Suddenly, there was problem-solving to do. “I went back to the supervisor, and I told him I would absorb it, I would take it, and do what he wanted. I was starting to think there was a lesson in this situation, something to do with my life later on.”

The two never became friends, but they worked together from then on to finish the project. “We were both trying to overcome the challenges and make it work,” he said. “He eventually gave me a good review, too.”

“That moment of clarity and understanding wouldn’t have come to me if the senior manager wasn’t up to the task. That was true leadership. Offering options is part of that, but bringing your people to a point where they take the leap and grow, that’s a leader’s job. Providing both challenge and support, as your people need it.”

Now, he says, after nearly a decade since that moment, “there were so many lessons in that situation. How to walk through the fire when you don’t want to, but also how to mentor people who are going through something difficult.” Much like that senior manager did for him almost ten years ago. “And, really, just showing a little patience in the face of a problem…solving problems at different customers, so many of them just required enough patience to watch the whole process play itself out, and then it was so easy to see what the root cause was.
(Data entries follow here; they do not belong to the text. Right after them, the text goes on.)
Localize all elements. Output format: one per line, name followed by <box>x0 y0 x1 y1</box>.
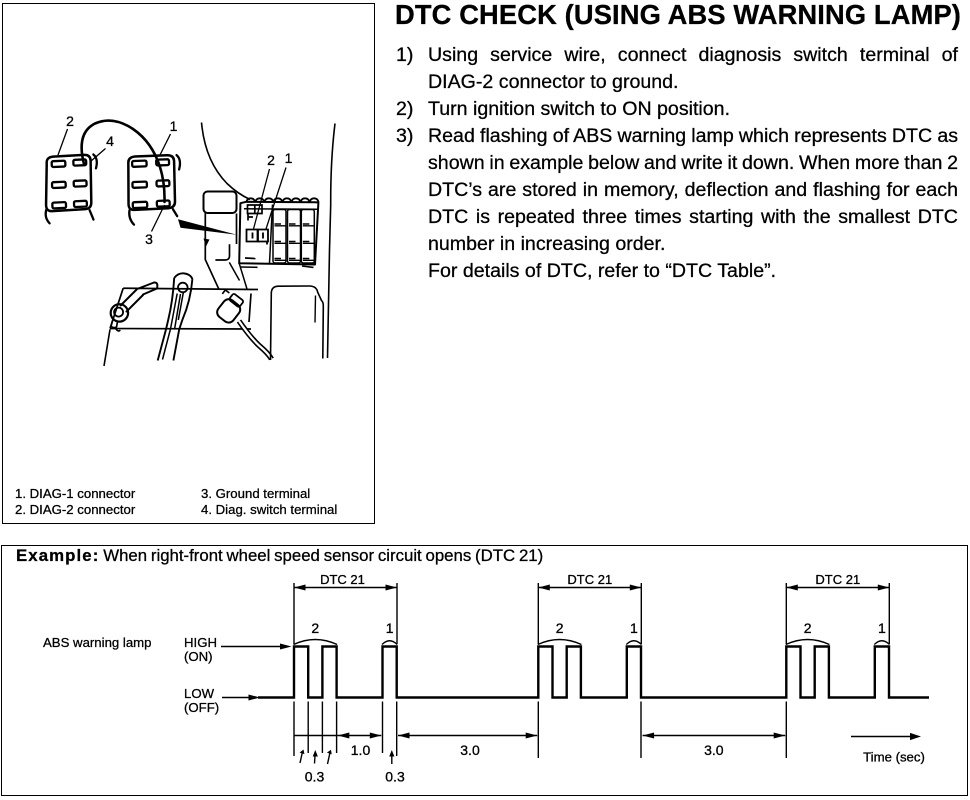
svg-text:3.0: 3.0 <box>460 742 480 758</box>
svg-text:0.3: 0.3 <box>385 769 405 785</box>
svg-text:2: 2 <box>311 620 319 636</box>
svg-text:DTC 21: DTC 21 <box>320 572 365 587</box>
svg-text:DTC 21: DTC 21 <box>815 572 860 587</box>
svg-text:0.3: 0.3 <box>305 769 325 785</box>
svg-text:1.0: 1.0 <box>351 742 371 758</box>
svg-text:1: 1 <box>630 620 638 636</box>
svg-text:1: 1 <box>878 620 886 636</box>
svg-text:Time (sec): Time (sec) <box>863 750 925 765</box>
svg-text:3.0: 3.0 <box>704 742 724 758</box>
svg-text:2: 2 <box>556 620 564 636</box>
svg-text:1: 1 <box>386 620 394 636</box>
svg-text:DTC 21: DTC 21 <box>567 572 612 587</box>
svg-text:2: 2 <box>804 620 812 636</box>
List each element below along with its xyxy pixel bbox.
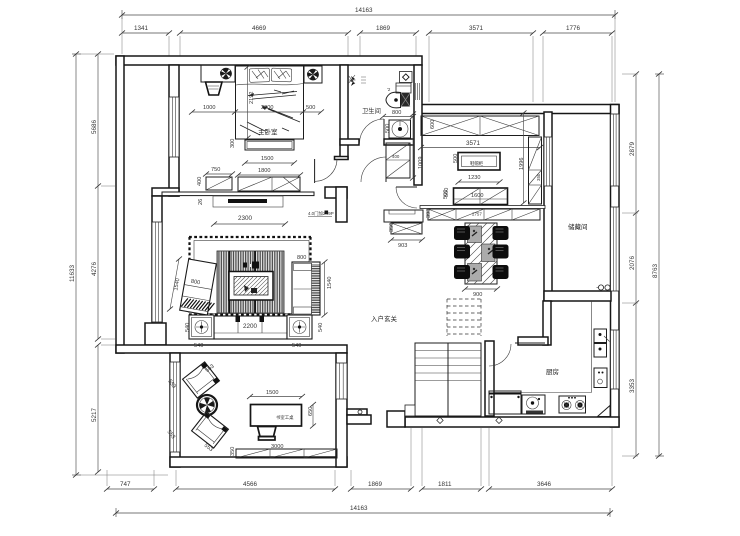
svg-text:2192: 2192 — [249, 92, 255, 104]
svg-text:600: 600 — [430, 120, 436, 129]
svg-text:3571: 3571 — [466, 140, 481, 147]
svg-text:300: 300 — [230, 139, 236, 148]
svg-text:500: 500 — [443, 190, 449, 199]
svg-text:卫生间: 卫生间 — [362, 106, 381, 115]
svg-text:1600: 1600 — [471, 193, 483, 199]
svg-text:350: 350 — [389, 223, 395, 232]
svg-text:2000: 2000 — [261, 105, 273, 111]
svg-text:540: 540 — [318, 323, 324, 332]
svg-text:1869: 1869 — [368, 481, 383, 488]
svg-text:350: 350 — [230, 447, 236, 456]
svg-text:14163: 14163 — [355, 7, 373, 14]
svg-text:1500: 1500 — [261, 156, 273, 162]
svg-text:1811: 1811 — [438, 481, 452, 488]
svg-text:1500: 1500 — [266, 390, 278, 396]
svg-text:主卧室: 主卧室 — [258, 127, 278, 136]
svg-text:500: 500 — [306, 105, 315, 111]
svg-text:26: 26 — [198, 199, 204, 205]
svg-text:4.0门加2X9P: 4.0门加2X9P — [308, 210, 334, 217]
svg-text:1996: 1996 — [519, 158, 525, 170]
svg-text:400: 400 — [197, 177, 203, 186]
svg-text:800: 800 — [392, 110, 401, 116]
svg-text:1230: 1230 — [468, 175, 480, 181]
svg-text:4566: 4566 — [243, 481, 258, 488]
svg-text:11633: 11633 — [69, 264, 76, 282]
svg-text:5217: 5217 — [91, 407, 98, 422]
svg-text:3646: 3646 — [537, 481, 552, 488]
svg-text:500: 500 — [453, 154, 459, 163]
svg-text:540: 540 — [185, 323, 191, 332]
svg-text:800: 800 — [297, 255, 306, 261]
svg-text:400: 400 — [392, 154, 400, 159]
svg-text:3353: 3353 — [629, 378, 636, 393]
svg-text:2879: 2879 — [629, 141, 636, 156]
svg-text:1776: 1776 — [566, 25, 581, 32]
svg-text:3571: 3571 — [469, 25, 484, 32]
svg-text:1009: 1009 — [418, 157, 424, 169]
svg-text:8763: 8763 — [652, 263, 659, 278]
svg-text:4276: 4276 — [91, 261, 98, 276]
svg-text:540: 540 — [194, 343, 203, 349]
svg-text:1800: 1800 — [258, 168, 270, 174]
svg-text:540: 540 — [292, 343, 301, 349]
svg-text:903: 903 — [398, 243, 407, 249]
svg-text:入户玄关: 入户玄关 — [371, 314, 398, 323]
svg-text:2200: 2200 — [243, 323, 258, 330]
svg-text:500: 500 — [385, 124, 391, 133]
svg-text:厨房: 厨房 — [546, 367, 559, 376]
svg-text:14163: 14163 — [350, 505, 368, 512]
svg-text:2300: 2300 — [238, 215, 253, 222]
svg-text:747: 747 — [120, 481, 131, 488]
svg-text:1869: 1869 — [376, 25, 391, 32]
svg-text:350: 350 — [536, 173, 541, 181]
svg-text:2076: 2076 — [629, 255, 636, 270]
svg-text:2757: 2757 — [472, 212, 482, 217]
svg-text:650: 650 — [308, 407, 314, 416]
svg-text:1341: 1341 — [134, 25, 149, 32]
svg-text:5686: 5686 — [91, 119, 98, 134]
svg-text:书室工桌: 书室工桌 — [276, 414, 294, 421]
svg-text:储藏间: 储藏间 — [568, 222, 588, 231]
svg-text:'2: '2 — [387, 87, 391, 92]
svg-text:750: 750 — [211, 167, 220, 173]
svg-text:鞋帽柜: 鞋帽柜 — [470, 160, 484, 167]
svg-text:1000: 1000 — [203, 105, 215, 111]
svg-text:900: 900 — [473, 292, 482, 298]
svg-text:4669: 4669 — [252, 25, 267, 32]
svg-text:1540: 1540 — [327, 277, 333, 289]
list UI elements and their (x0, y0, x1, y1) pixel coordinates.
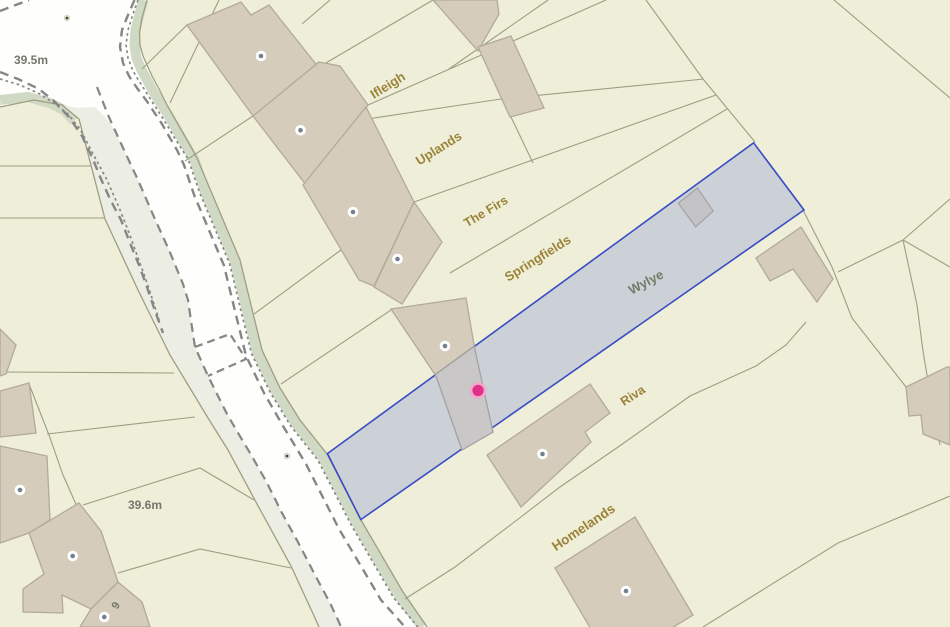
svg-text:39.6m: 39.6m (128, 498, 162, 512)
svg-text:39.5m: 39.5m (14, 53, 48, 67)
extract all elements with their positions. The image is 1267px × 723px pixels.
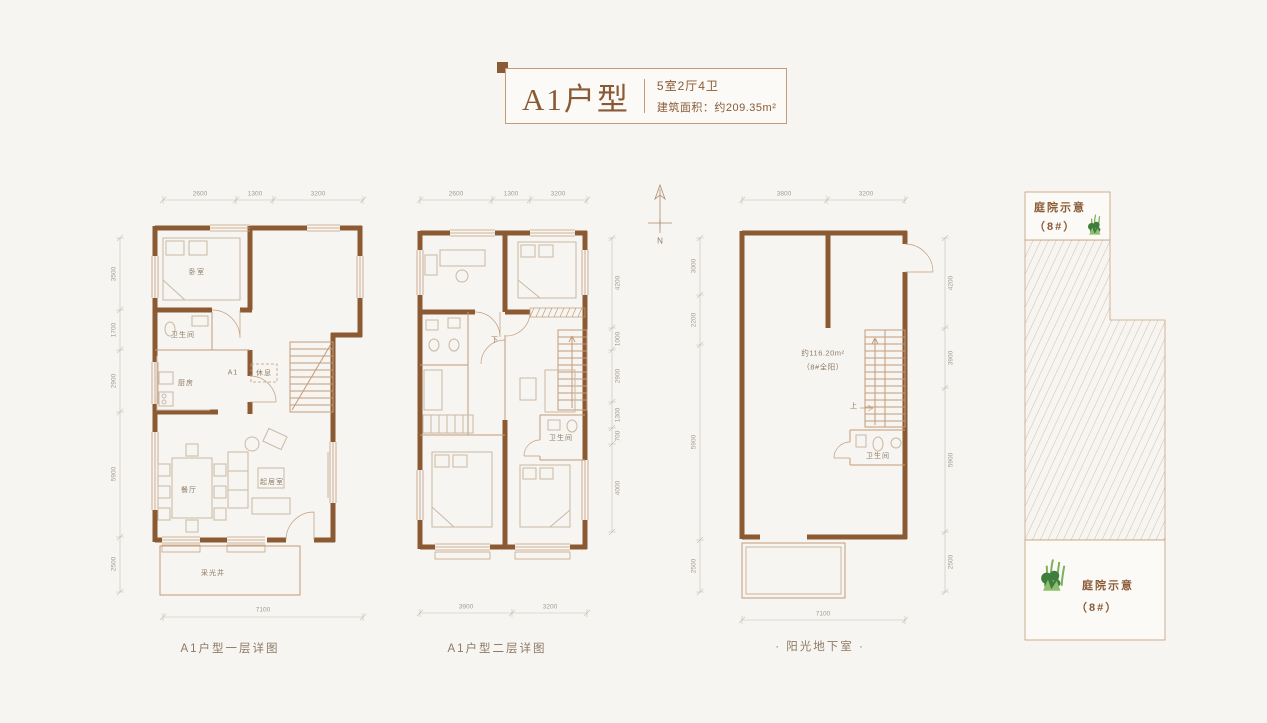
dim-label: 3500 — [111, 267, 118, 281]
plan-caption-floor2: A1户型二层详图 — [447, 640, 546, 656]
dim-label: 2900 — [615, 369, 622, 383]
dim-label: 4200 — [615, 276, 622, 290]
dim-label: 3000 — [691, 259, 698, 273]
dim-label: 3200 — [551, 191, 565, 198]
plan-caption-basement: · 阳光地下室 · — [775, 638, 865, 654]
courtyard-label-top-sub: （8#） — [1034, 218, 1076, 234]
basement-plan: 3800 3200 3000 2200 5900 2500 4200 3900 … — [660, 180, 980, 670]
dim-label: 2600 — [449, 191, 463, 198]
plan-caption-floor1: A1户型一层详图 — [180, 640, 279, 656]
dim-label: 2500 — [111, 557, 118, 571]
dim-label: 2500 — [691, 559, 698, 573]
courtyard-label-top: 庭院示意 — [1034, 199, 1086, 215]
dim-label: 1300 — [504, 191, 518, 198]
dim-label: 2200 — [691, 313, 698, 327]
dim-label: 2600 — [193, 191, 207, 198]
dim-label: 3200 — [543, 604, 557, 611]
dim-label: 1000 — [615, 332, 622, 346]
dim-label: 5900 — [948, 453, 955, 467]
dim-label: 4000 — [615, 481, 622, 495]
room-label-bathroom: 卫生间 — [549, 433, 573, 443]
unit-area-spec: 建筑面积：约209.35m² — [657, 99, 776, 115]
courtyard-label-bottom-sub: （8#） — [1076, 599, 1118, 615]
dim-label: 2500 — [948, 555, 955, 569]
dim-label: 3900 — [459, 604, 473, 611]
dim-label: 2900 — [111, 374, 118, 388]
unit-name: A1户型 — [506, 74, 644, 119]
dim-label: 700 — [615, 431, 622, 442]
room-label-dining: 餐厅 — [181, 485, 197, 495]
room-label-bathroom: 卫生间 — [171, 330, 195, 340]
dim-label: 3200 — [311, 191, 325, 198]
dim-label: 1300 — [615, 408, 622, 422]
dim-label: 3200 — [859, 191, 873, 198]
room-label-rest: 休息 — [256, 368, 272, 378]
dim-label: 1300 — [248, 191, 262, 198]
stair-label-up: 上 — [850, 401, 858, 411]
title-block: A1户型 5室2厅4卫 建筑面积：约209.35m² — [497, 62, 797, 132]
room-label-bedroom: 卧室 — [189, 267, 205, 277]
dim-label: 7100 — [816, 611, 830, 618]
unit-rooms-spec: 5室2厅4卫 — [657, 77, 776, 94]
dim-label: 3800 — [777, 191, 791, 198]
room-label-unit: A1 — [228, 370, 239, 377]
dim-label: 1700 — [111, 323, 118, 337]
dim-label: 5900 — [111, 467, 118, 481]
dim-label: 3900 — [948, 351, 955, 365]
room-label-bathroom: 卫生间 — [866, 451, 890, 461]
second-floor-drawing — [390, 180, 640, 670]
title-frame: A1户型 5室2厅4卫 建筑面积：约209.35m² — [505, 68, 787, 124]
room-label-lightwell: 采光井 — [201, 568, 225, 578]
basement-area-note: 约116.20m² — [801, 348, 844, 359]
first-floor-drawing — [100, 180, 390, 670]
second-floor-plan: 2600 1300 3200 4200 1000 2900 1300 700 4… — [390, 180, 640, 670]
courtyard-label-bottom: 庭院示意 — [1082, 577, 1134, 593]
unit-specs: 5室2厅4卫 建筑面积：约209.35m² — [645, 77, 776, 115]
dim-label: 7100 — [256, 607, 270, 614]
basement-area-note-sub: （8#全阳） — [802, 362, 843, 373]
first-floor-plan: 2600 1300 3200 3500 1700 2900 5900 2500 … — [100, 180, 390, 670]
stair-label-down: 下 — [491, 335, 499, 345]
basement-drawing — [660, 180, 980, 670]
dim-label: 4200 — [948, 276, 955, 290]
room-label-kitchen: 厨房 — [178, 378, 194, 388]
dim-label: 5900 — [691, 435, 698, 449]
courtyard-diagram: 庭院示意 （8#） 庭院示意 （8#） — [1020, 185, 1180, 655]
room-label-living: 起居室 — [260, 477, 284, 487]
floorplan-sheet: A1户型 5室2厅4卫 建筑面积：约209.35m² — [0, 0, 1267, 723]
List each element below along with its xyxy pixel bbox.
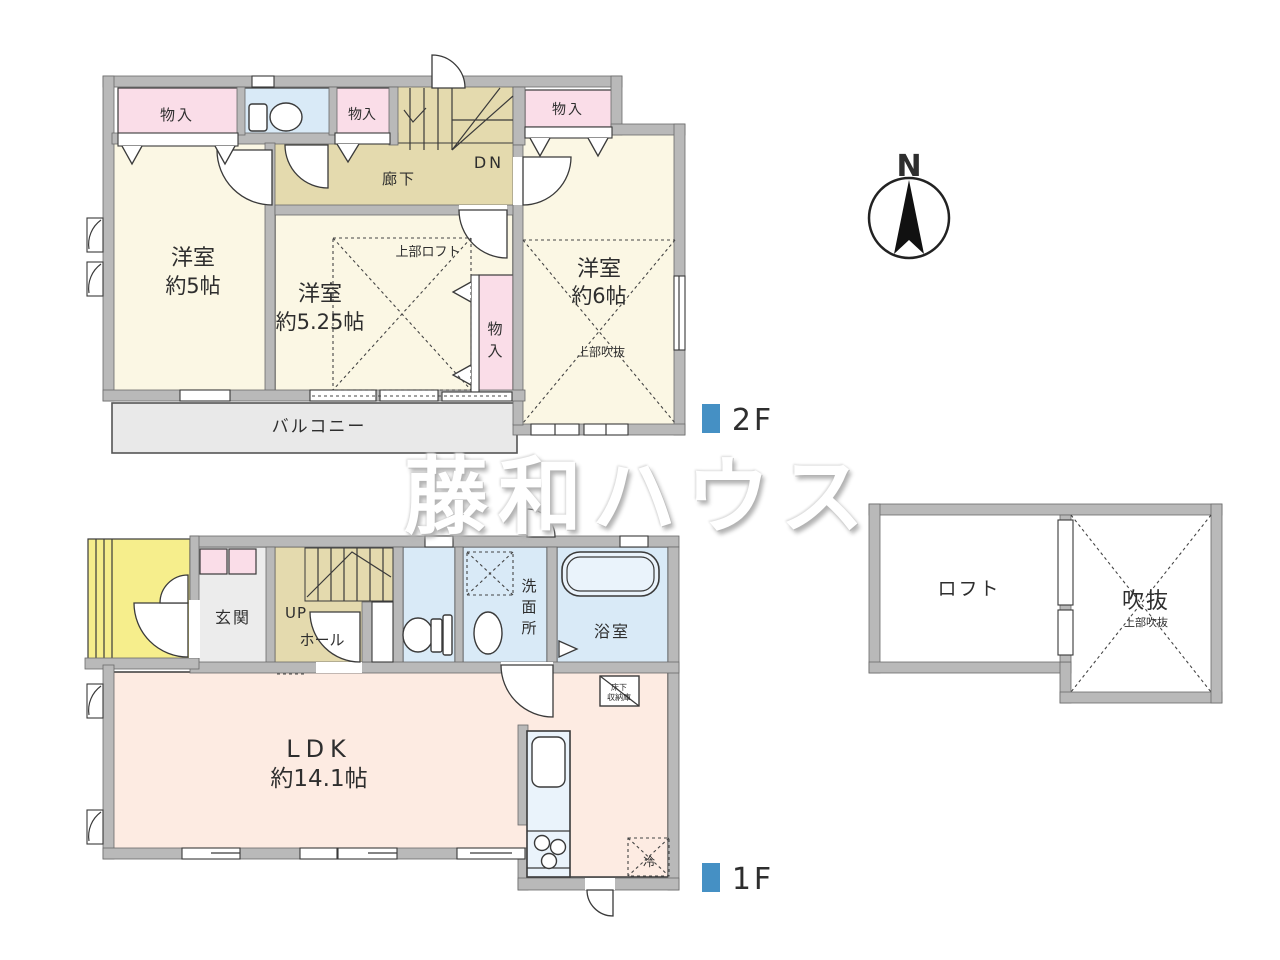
label-room-east-name: 洋室: [577, 257, 621, 282]
door-arc: [587, 890, 613, 916]
floor-markers: 2F 1F: [702, 403, 774, 897]
casement-window: [87, 218, 103, 252]
loft-plan: ロフト 吹抜 上部吹抜: [869, 504, 1222, 703]
door-arc: [527, 509, 555, 537]
north-arrow-icon: [894, 180, 924, 254]
f2-closet-front-vertical: [471, 275, 479, 392]
f2-closet-front-west: [118, 133, 238, 146]
label-closet: 物入: [552, 102, 584, 118]
casement-window: [87, 810, 103, 844]
casement-window: [87, 684, 103, 718]
f2-closet-front-right: [525, 127, 612, 138]
label-bathroom: 浴室: [594, 622, 630, 641]
label-balcony: バルコニー: [272, 417, 367, 437]
label-corridor: 廊下: [382, 170, 416, 188]
label-washroom-3: 所: [521, 619, 536, 637]
label-void-above: 上部吹抜: [1124, 615, 1168, 629]
floor2-marker-square: [702, 404, 720, 433]
loft-opening: [1058, 610, 1073, 655]
compass: N: [869, 149, 949, 258]
label-closet-vert-1: 物: [487, 320, 502, 338]
loft-labels: ロフト 吹抜 上部吹抜: [937, 578, 1170, 629]
stove-burner: [535, 836, 550, 851]
toilet-icon: [403, 615, 452, 655]
floorplan-canvas: 物入 物入 物入 物 入 廊下 DN 洋室 約5帖 洋室 約5.25帖 洋室 約…: [0, 0, 1280, 960]
casement-window: [87, 262, 103, 296]
floor1-marker-square: [702, 863, 720, 892]
f1-stairs: [305, 548, 393, 601]
loft-opening: [1058, 520, 1073, 605]
label-ldk-name: LDK: [286, 735, 352, 763]
toilet-icon: [249, 103, 302, 131]
label-north: N: [896, 149, 921, 184]
label-floor2-marker: 2F: [732, 403, 774, 438]
label-underfloor-2: 収納庫: [607, 692, 631, 702]
bathtub-icon: [562, 552, 659, 596]
label-void: 吹抜: [1122, 589, 1170, 614]
kitchen-counter: [527, 731, 570, 877]
label-loft: ロフト: [937, 578, 1000, 600]
label-void-above: 上部吹抜: [577, 345, 625, 359]
label-room-east-size: 約6帖: [571, 284, 626, 308]
label-entrance: 玄関: [215, 608, 251, 627]
label-ldk-size: 約14.1帖: [270, 766, 367, 792]
floorplan-page: 物入 物入 物入 物 入 廊下 DN 洋室 約5帖 洋室 約5.25帖 洋室 約…: [0, 0, 1280, 960]
f1-entrance-closet: [200, 549, 227, 574]
label-washroom-1: 洗: [521, 577, 536, 595]
label-room-center-name: 洋室: [298, 282, 342, 307]
label-underfloor-1: 床下: [611, 683, 627, 692]
label-closet-vert-2: 入: [487, 342, 502, 360]
f1-ldk: [112, 672, 668, 877]
floor1-plan: 玄関 UP ホール 洗 面 所 浴室 LDK 約14.1帖 床下 収納庫 冷: [85, 509, 679, 916]
label-closet: 物入: [160, 106, 194, 124]
window: [252, 76, 274, 87]
label-closet: 物入: [348, 107, 376, 123]
f1-entrance-closet: [229, 549, 256, 574]
label-floor1-marker: 1F: [732, 862, 774, 897]
window: [180, 390, 230, 401]
label-fridge: 冷: [643, 855, 655, 869]
f2-closet-front-mid: [335, 133, 390, 144]
stove-burner: [542, 854, 557, 869]
label-room-west-size: 約5帖: [165, 274, 220, 298]
label-hall: ホール: [299, 631, 344, 649]
label-stairs-up: UP: [285, 604, 307, 622]
label-stairs-dn: DN: [474, 153, 504, 172]
label-washroom-2: 面: [521, 598, 536, 616]
door-arc: [432, 55, 465, 88]
label-room-center-size: 約5.25帖: [276, 310, 365, 334]
label-loft-above: 上部ロフト: [395, 245, 460, 260]
understair-space: [372, 602, 393, 662]
sink-icon: [474, 612, 502, 654]
stove-burner: [551, 840, 566, 855]
label-room-west-name: 洋室: [171, 246, 215, 271]
floor2-plan: 物入 物入 物入 物 入 廊下 DN 洋室 約5帖 洋室 約5.25帖 洋室 約…: [87, 55, 685, 453]
window: [425, 536, 453, 547]
window: [620, 536, 648, 547]
window: [300, 848, 337, 859]
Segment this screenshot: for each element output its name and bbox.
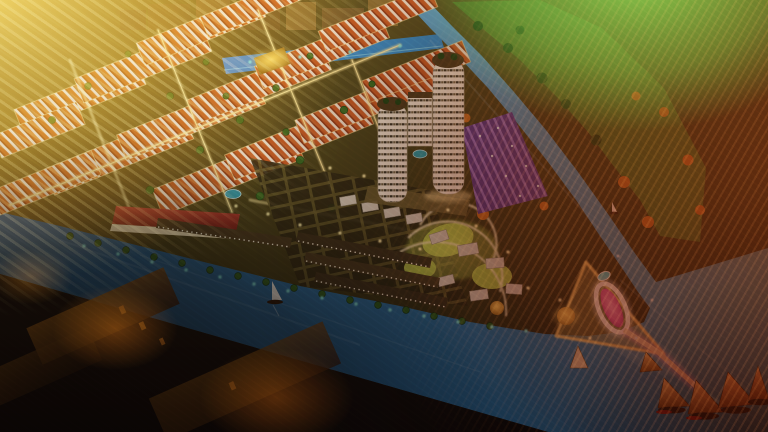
rendered-scene: Aerial night rendering of a riverside to… xyxy=(0,0,768,432)
tower-pool xyxy=(413,150,427,158)
tower-right xyxy=(432,52,464,194)
midrise-block xyxy=(408,92,432,146)
tower-left xyxy=(377,97,407,202)
scene-canvas: Aerial night rendering of a riverside to… xyxy=(0,0,768,432)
Now, if people come and need advice, it’s very easy for me to give it. This is how it happened; this is how you get there. I learned so much from that moment, and from that person.”

Summary

LER TechForce is where nuanced and employee-driven ethical leadership meets with expert technical and business acumen. We employ well-rounded and talented engineers whom we then mentor, train, and develop. As they grow their careers, they learn the transformative skills our clients depend on for solutions to ever-increasing technical challenges. At LHP, we are engineered to help each other.